Piénsese que la ciencia, en nombre de la cual nunca hablan los intelectuales ―prefieren hacerlo en nombre de la opinión, de la doxa, o de lo políticamente correcto― no cambia cuando cambia la ideología; la Justicia, sin embargo, sí. La Justicia es una suerte de ideología flotante: cambia cuando cambia el contexto. La Justicia está al servicio de la política y es un instrumento de ella. Es el medio del que todo sistema se sirve para preservar sus intereses —presentados incluso como derechos— en connivencia con cualesquiera nuevas circunstancias.


 

Crítica a la idea de intelectual, según Gustavo Bueno

En toda crítica a la idea de intelectual es muy revelador el artículo de Gustavo Bueno «Los intelectuales: los nuevos impostores» (2012).
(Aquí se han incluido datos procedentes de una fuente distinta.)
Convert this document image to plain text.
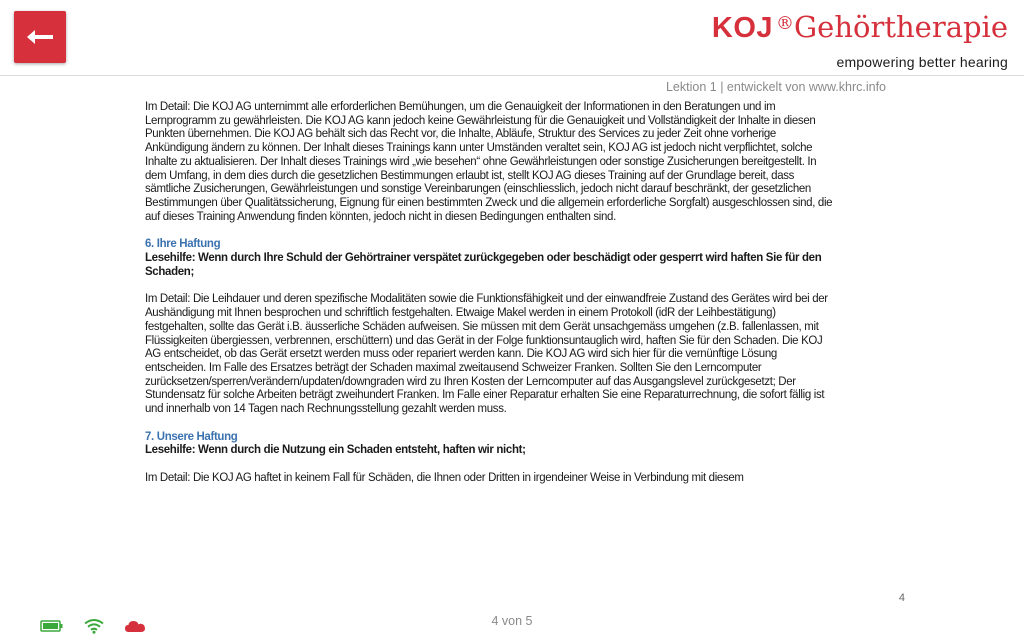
KOJ ®Gehörtherapie
empowering better hearing
Lektion 1 | entwickelt von www.khrc.info

Im Detail: Die KOJ AG unternimmt alle erforderlichen Bemühungen, um die Genauigkeit der Informationen in den Beratungen und im Lernprogramm zu gewährleisten. Die KOJ AG kann jedoch keine Gewährleistung für die Genauigkeit und Vollständigkeit der Inhalte in diesen Punkten übernehmen. Die KOJ AG behält sich das Recht vor, die Inhalte, Abläufe, Struktur des Services zu jeder Zeit ohne vorherige Ankündigung ändern zu können. Der Inhalt dieses Trainings kann unter Umständen veraltet sein, KOJ AG ist jedoch nicht verpflichtet, solche Inhalte zu aktualisieren. Der Inhalt dieses Trainings wird „wie besehen“ ohne Gewährleistungen oder sonstige Zusicherungen bereitgestellt. In dem Umfang, in dem dies durch die gesetzlichen Bestimmungen erlaubt ist, stellt KOJ AG dieses Training auf der Grundlage bereit, dass sämtliche Zusicherungen, Gewährleistungen und sonstige Vereinbarungen (einschliesslich, jedoch nicht darauf beschränkt, der gesetzlichen Bestimmungen über Qualitätssicherung, Eignung für einen bestimmten Zweck und die allgemein erforderliche Sorgfalt) ausgeschlossen sind, die auf dieses Training Anwendung finden könnten, jedoch nicht in diesen Bedingungen enthalten sind.

6. Ihre Haftung
Lesehilfe: Wenn durch Ihre Schuld der Gehörtrainer verspätet zurückgegeben oder beschädigt oder gesperrt wird haften Sie für den Schaden;

Im Detail: Die Leihdauer und deren spezifische Modalitäten sowie die Funktionsfähigkeit und der einwandfreie Zustand des Gerätes wird bei der Aushändigung mit Ihnen besprochen und schriftlich festgehalten. Etwaige Makel werden in einem Protokoll (idR der Leihbestätigung) festgehalten, sollte das Gerät i.B. äusserliche Schäden aufweisen. Sie müssen mit dem Gerät unsachgemäss umgehen (z.B. fallenlassen, mit Flüssigkeiten übergiessen, verbrennen, erschüttern) und das Gerät in der Folge funktionsuntauglich wird, haften Sie für den Schaden. Die KOJ AG entscheidet, ob das Gerät ersetzt werden muss oder repariert werden kann. Die KOJ AG wird sich hier für die vernünftige Lösung entscheiden. Im Falle des Ersatzes beträgt der Schaden maximal zweitausend Schweizer Franken. Sollten Sie den Lerncomputer zurücksetzen/sperren/verändern/updaten/downgraden wird zu Ihren Kosten der Lerncomputer auf das Ausgangslevel zurückgesetzt; Der Stundensatz für solche Arbeiten beträgt zweihundert Franken. Im Falle einer Reparatur erhalten Sie eine Reparaturrechnung, die sofort fällig ist und innerhalb von 14 Tagen nach Rechnungsstellung gezahlt werden muss.

7. Unsere Haftung
Lesehilfe: Wenn durch die Nutzung ein Schaden entsteht, haften wir nicht;

Im Detail: Die KOJ AG haftet in keinem Fall für Schäden, die Ihnen oder Dritten in irgendeiner Weise in Verbindung mit diesem

4
4 von 5
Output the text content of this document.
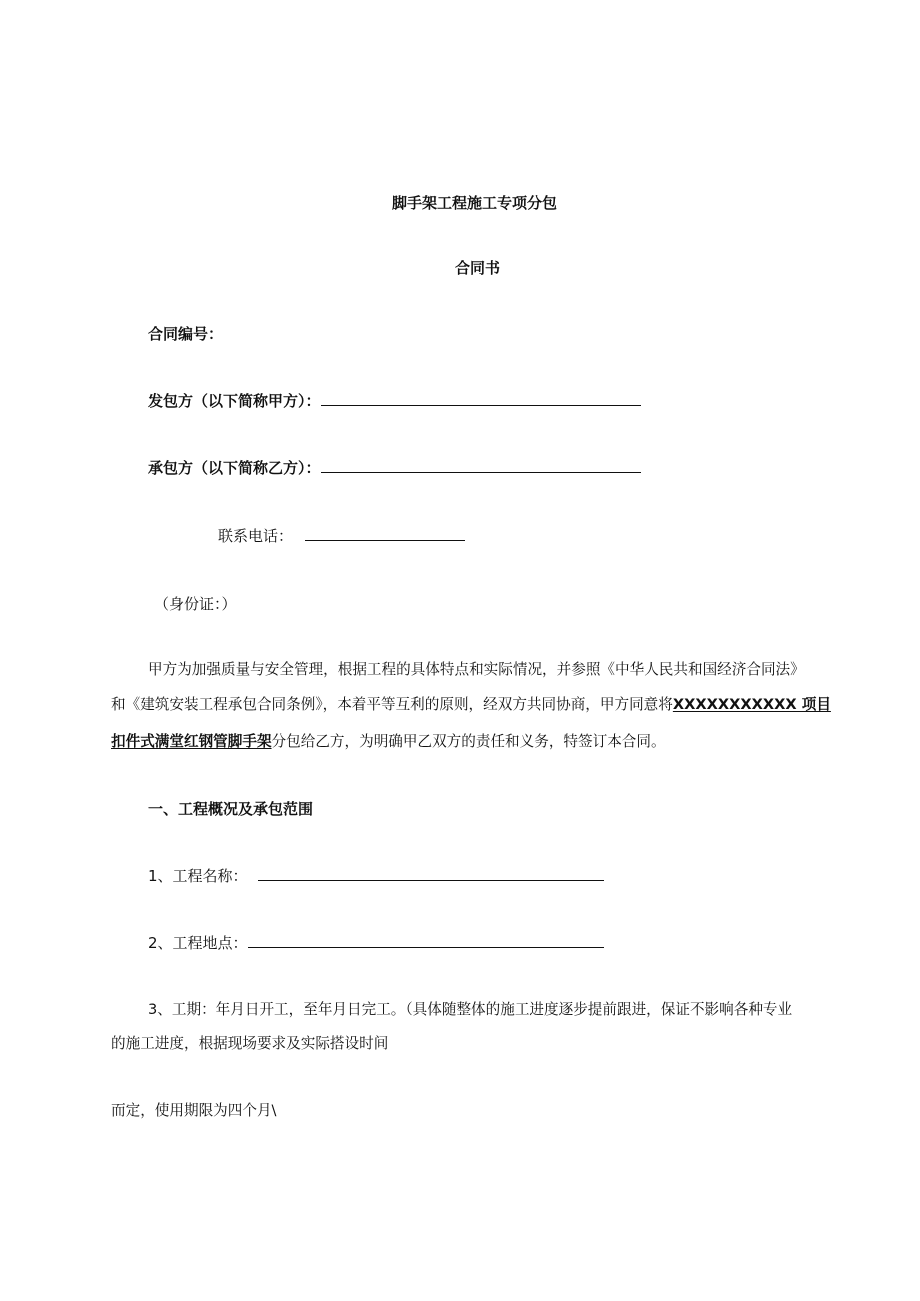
脚手架工程施工专项分包
合同书
合同编号：
发包方（以下简称甲方）：
承包方（以下简称乙方）：
联系电话：
（身份证：）
甲方为加强质量与安全管理，根据工程的具体特点和实际情况，并参照《中华人民共和国经济合同法》
和《建筑安装工程承包合同条例》，本着平等互利的原则，经双方共同协商，甲方同意将XXXXXXXXXXX 项目
扣件式满堂红钢管脚手架分包给乙方，为明确甲乙双方的责任和义务，特签订本合同。
一、工程概况及承包范围
1、工程名称：
2、工程地点：
3、工期：年月日开工，至年月日完工。（具体随整体的施工进度逐步提前跟进，保证不影响各种专业
的施工进度，根据现场要求及实际搭设时间
而定，使用期限为四个月\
Bueno distingue tres tipos de intelectual, que denomina simplemente formato 1, formato 2 y formato 3. El primero se correspondería, desde mi punto de vista, con el ideólogo, el segundo con el tecnócrata y el tercero con el ser humano común (homo sapiens), capaz de usar de forma convencional su inteligencia ordinaria. Creo que Bueno aceptaría esta interpretación de sus propias ideas:


1) El intelectual como representante cultural de una ideología.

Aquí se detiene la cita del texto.